Mr Abbott, who has seemed less than entirely thrilled in recent weeks to have had the burden of prime ministership removed from his shoulders, was clearly delighted on Tuesday to be invested in Melbourne with the inaugural Freedom Award by the Australian Federation of Ukrainian Organisations.
This was, of course, not a celebration of his freedom from the onus of high office.
It was in recognition of his efforts in support of Ukraine's sovereignty during the dark days last year after 38 Australians were among 283 passengers killed when Malaysia Airlines Flight 17 was shot down near the Ukraine-Russian border.
Mr Abbott accused Russia-backed rebels of firing the missile that brought down the plane, and within weeks told Parliament that Russia was deliberately and openly violating Ukrainian sovereignty by moving troops and military equipment into Ukraine.

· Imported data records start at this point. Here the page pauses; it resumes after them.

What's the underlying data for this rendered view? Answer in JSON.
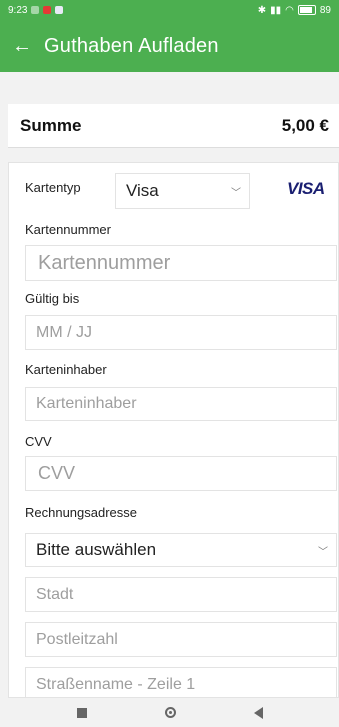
{
  "status_bar": {
    "time": "9:23",
    "battery": "89"
  },
  "app_bar": {
    "title": "Guthaben Aufladen",
    "back_icon": "arrow-back-icon"
  },
  "summary": {
    "label": "Summe",
    "value": "5,00 €"
  },
  "form": {
    "card_type_label": "Kartentyp",
    "card_type_value": "Visa",
    "card_brand": "VISA",
    "card_number_label": "Kartennummer",
    "card_number_placeholder": "Kartennummer",
    "expiry_label": "Gültig bis",
    "expiry_placeholder": "MM / JJ",
    "holder_label": "Karteninhaber",
    "holder_placeholder": "Karteninhaber",
    "cvv_label": "CVV",
    "cvv_placeholder": "CVV",
    "billing_label": "Rechnungsadresse",
    "billing_select_value": "Bitte auswählen",
    "city_placeholder": "Stadt",
    "postal_placeholder": "Postleitzahl",
    "street_placeholder": "Straßenname - Zeile 1"
  },
  "colors": {
    "brand_green": "#4caf50",
    "visa_blue": "#1a1f71"
  }
}
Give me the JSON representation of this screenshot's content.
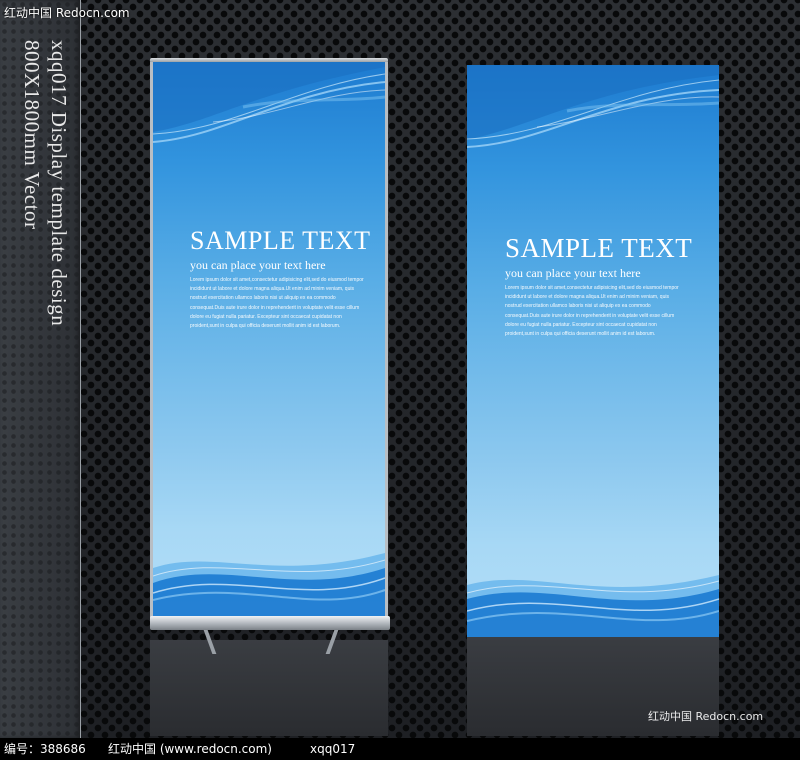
{
  "watermark_top": "红动中国 Redocn.com",
  "side_title": {
    "line1": "xqq017 Display template design",
    "line2": "800X1800mm Vector"
  },
  "banners": [
    {
      "title": "SAMPLE TEXT",
      "subtitle": "you can place your text here",
      "body_lines": [
        "Lorem ipsum dolor sit amet,consectetur adipisicing elit,sed do eiusmod tempor",
        "incididunt ut labore et dolore magna aliqua.Ut enim ad minim veniam, quis",
        "nostrud exercitation ullamco laboris nisi ut aliquip ex ea commodo",
        "consequat.Duis aute irure dolor in reprehenderit in voluptate velit esse cillum",
        "dolore eu fugiat nulla pariatur. Excepteur sint occaecat cupidatat non",
        "proident,sunt in culpa qui officia deserunt mollit anim id est laborum."
      ]
    },
    {
      "title": "SAMPLE TEXT",
      "subtitle": "you can place your text here",
      "body_lines": [
        "Lorem ipsum dolor sit amet,consectetur adipisicing elit,sed do eiusmod tempor",
        "incididunt ut labore et dolore magna aliqua.Ut enim ad minim veniam, quis",
        "nostrud exercitation ullamco laboris nisi ut aliquip ex ea commodo",
        "consequat.Duis aute irure dolor in reprehenderit in voluptate velit esse cillum",
        "dolore eu fugiat nulla pariatur. Excepteur sint occaecat cupidatat non",
        "proident,sunt in culpa qui officia deserunt mollit anim id est laborum."
      ]
    }
  ],
  "watermark_bottom_right": "红动中国 Redocn.com",
  "footer": {
    "id_label": "编号：388686",
    "site": "红动中国 (www.redocn.com)",
    "code": "xqq017"
  },
  "colors": {
    "banner_top": "#1d7bd0",
    "banner_bottom": "#b4def7",
    "background": "#232528"
  }
}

He increased sanctions against Russia and even toyed with the idea of sending Australian troops to Ukraine to guard those trying to locate and repatriate the remains of the victims of the plane crash.
Yes, and soon he was threatening to physically muscle up to Russia's President Vladimir Putin when he came to Australia for the G20 summit in Brisbane - a promised cage fight that, disappointingly, didn't eventuate.
"I'm going to shirt-front Mr Putin," he said at the time, exciting headline writers around the world.
This seemed to some of the more diplomatically cautious among Mr Abbott's colleagues and detractors as a touch too heroic, and there was speculation that he'd got the wrong description of what he'd planned to do: surely he'd meant he wanted to "button-hole" Mr Putin, or somesuch.
Not at all.
Accepting his award on Tuesday, Mr Abbott declared it had been "an extraordinary honour to lead this country for two years and to do what I could for Australia and the wider world".
"In particular," he said, it had been an honour "to assert the universal decency of mankind against their violators, whether that be a terrorist caliphate or a Russian President that needed shirt-fronting."
"Did he really say that?" inquired a reporter down the back as Mr Abbott's remark was consumed in a hubbub of applause from the Ukrainian-Australian audience..
Yes he did.
President Putin, currently accusing Turkey of terrorist behaviour for shooting down a Russian fighter jet, may not have noticed.